I wanted to jump across the bed and throttle that girl.  I didn’t, but I wanted to. Instead, I took a deep breath and calmly asked the CNA if she could wait a few minutes so my Dad could focus on his much needed therapy.  If I could see that he needed to focus and that too much stimulation from too many directions might be just enough to send him back to bed, why couldn’t she?

On the drive home, I was a mess.  My nine years as a social worker in a retirement community came splashing back to me.  Specifically, the monthly caregiver support groups I facilitated.  God.  How very little I knew then.  I would sit at a table with eight to twelve caregivers, typically spouses or adult children, of someone living in our nursing home section.

They had so many complaints, these caregivers.

I remember the push-pull of wanting to address their service complaints, but also encouraging them to cope with the emotional impact of caring for someone they love, seeing someone they love weaken and diminish despite their best efforts.  Pffft.  My guess is they might have wanted to jump across the table and throttle me.  If I could reach back in time, I would throttle myself.

The truth is, sometimes care sucks.

Sometimes a hospital is going to sit on test results for twelve days, while your Dad worsens each of those days, losing the ability to walk and talk before they act.
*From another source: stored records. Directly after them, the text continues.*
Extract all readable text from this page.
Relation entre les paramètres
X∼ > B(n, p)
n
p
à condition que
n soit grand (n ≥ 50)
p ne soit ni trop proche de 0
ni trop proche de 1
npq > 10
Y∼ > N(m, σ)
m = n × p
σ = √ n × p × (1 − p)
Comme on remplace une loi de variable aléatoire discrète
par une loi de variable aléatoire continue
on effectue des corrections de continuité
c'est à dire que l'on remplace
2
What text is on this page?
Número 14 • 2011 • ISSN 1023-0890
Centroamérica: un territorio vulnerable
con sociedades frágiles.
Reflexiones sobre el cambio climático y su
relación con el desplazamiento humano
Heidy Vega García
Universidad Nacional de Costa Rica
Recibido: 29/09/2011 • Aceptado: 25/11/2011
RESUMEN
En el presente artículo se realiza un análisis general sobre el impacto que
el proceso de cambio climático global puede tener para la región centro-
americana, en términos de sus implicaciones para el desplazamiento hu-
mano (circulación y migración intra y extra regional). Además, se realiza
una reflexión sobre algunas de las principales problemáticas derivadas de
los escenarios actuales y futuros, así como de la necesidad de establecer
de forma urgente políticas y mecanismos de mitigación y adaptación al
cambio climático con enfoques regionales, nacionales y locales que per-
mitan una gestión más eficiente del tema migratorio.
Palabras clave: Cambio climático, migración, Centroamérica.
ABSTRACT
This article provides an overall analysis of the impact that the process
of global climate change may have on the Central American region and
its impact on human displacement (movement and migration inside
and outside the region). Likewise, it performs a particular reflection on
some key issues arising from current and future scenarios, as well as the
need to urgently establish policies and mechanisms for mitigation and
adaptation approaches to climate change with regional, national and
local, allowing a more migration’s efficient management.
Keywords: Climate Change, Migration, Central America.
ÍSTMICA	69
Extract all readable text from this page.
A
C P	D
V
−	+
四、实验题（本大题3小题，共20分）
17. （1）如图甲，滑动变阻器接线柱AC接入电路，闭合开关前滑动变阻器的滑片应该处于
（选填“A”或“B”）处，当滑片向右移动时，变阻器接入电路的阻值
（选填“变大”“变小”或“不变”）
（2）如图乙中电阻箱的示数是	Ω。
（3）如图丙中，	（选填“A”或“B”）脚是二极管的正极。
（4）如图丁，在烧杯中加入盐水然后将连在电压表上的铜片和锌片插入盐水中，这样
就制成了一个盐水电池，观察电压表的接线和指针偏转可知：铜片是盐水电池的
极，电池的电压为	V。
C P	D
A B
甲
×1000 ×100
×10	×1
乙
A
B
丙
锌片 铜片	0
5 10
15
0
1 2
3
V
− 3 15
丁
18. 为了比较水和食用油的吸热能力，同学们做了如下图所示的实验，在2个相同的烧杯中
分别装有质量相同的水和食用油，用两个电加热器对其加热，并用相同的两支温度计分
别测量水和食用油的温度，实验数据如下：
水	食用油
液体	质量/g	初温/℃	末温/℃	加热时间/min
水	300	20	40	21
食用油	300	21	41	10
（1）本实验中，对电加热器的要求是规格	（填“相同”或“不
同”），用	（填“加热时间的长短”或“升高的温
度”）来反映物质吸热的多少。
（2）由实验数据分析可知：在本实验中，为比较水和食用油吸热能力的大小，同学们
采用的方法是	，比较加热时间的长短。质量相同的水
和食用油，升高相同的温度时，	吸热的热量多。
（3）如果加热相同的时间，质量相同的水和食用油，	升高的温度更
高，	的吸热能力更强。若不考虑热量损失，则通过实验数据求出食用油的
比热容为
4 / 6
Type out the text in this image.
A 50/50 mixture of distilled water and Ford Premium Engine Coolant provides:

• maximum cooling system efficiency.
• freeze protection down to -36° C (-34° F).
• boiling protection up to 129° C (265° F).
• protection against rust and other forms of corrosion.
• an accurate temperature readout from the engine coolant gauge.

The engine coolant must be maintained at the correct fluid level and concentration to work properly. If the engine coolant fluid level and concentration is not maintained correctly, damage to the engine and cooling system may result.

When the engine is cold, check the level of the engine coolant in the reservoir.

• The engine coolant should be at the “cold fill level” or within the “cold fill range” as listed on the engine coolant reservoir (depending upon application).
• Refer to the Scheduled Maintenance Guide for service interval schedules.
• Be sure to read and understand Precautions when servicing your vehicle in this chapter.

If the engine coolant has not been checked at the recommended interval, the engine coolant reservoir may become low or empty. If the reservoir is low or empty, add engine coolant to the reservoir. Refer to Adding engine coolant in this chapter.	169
Sometimes (this has happened twice in two months now), a med tech will shave off your father’s moustache and goatee without his permission, so that he doesn’t recognize himself the next time he looks in the mirror.  Sometimes a nurse will ask why your father doesn’t go to karaoke just days after losing his home, identity, and independence.

It’s enough to make you want to scream.  And if it’s hard for me, I truly cannot begin to imagine how much this hurts my father.  My lion of a father, my force of nature dad, is becoming invisible.  It’s as if the great eraser in the sky has started the work of removing him, bit by bit.

The hardest part — the thing that had me reeling on the kitchen floor this afternoon — was knowing how aware my Dad is of his decline.  He feels his growing invisibility, he knows it is happening, and he believes there is nothing he can do to stop it.

My Dad is not invisible.  I see him so clearly.  I wish everyone did.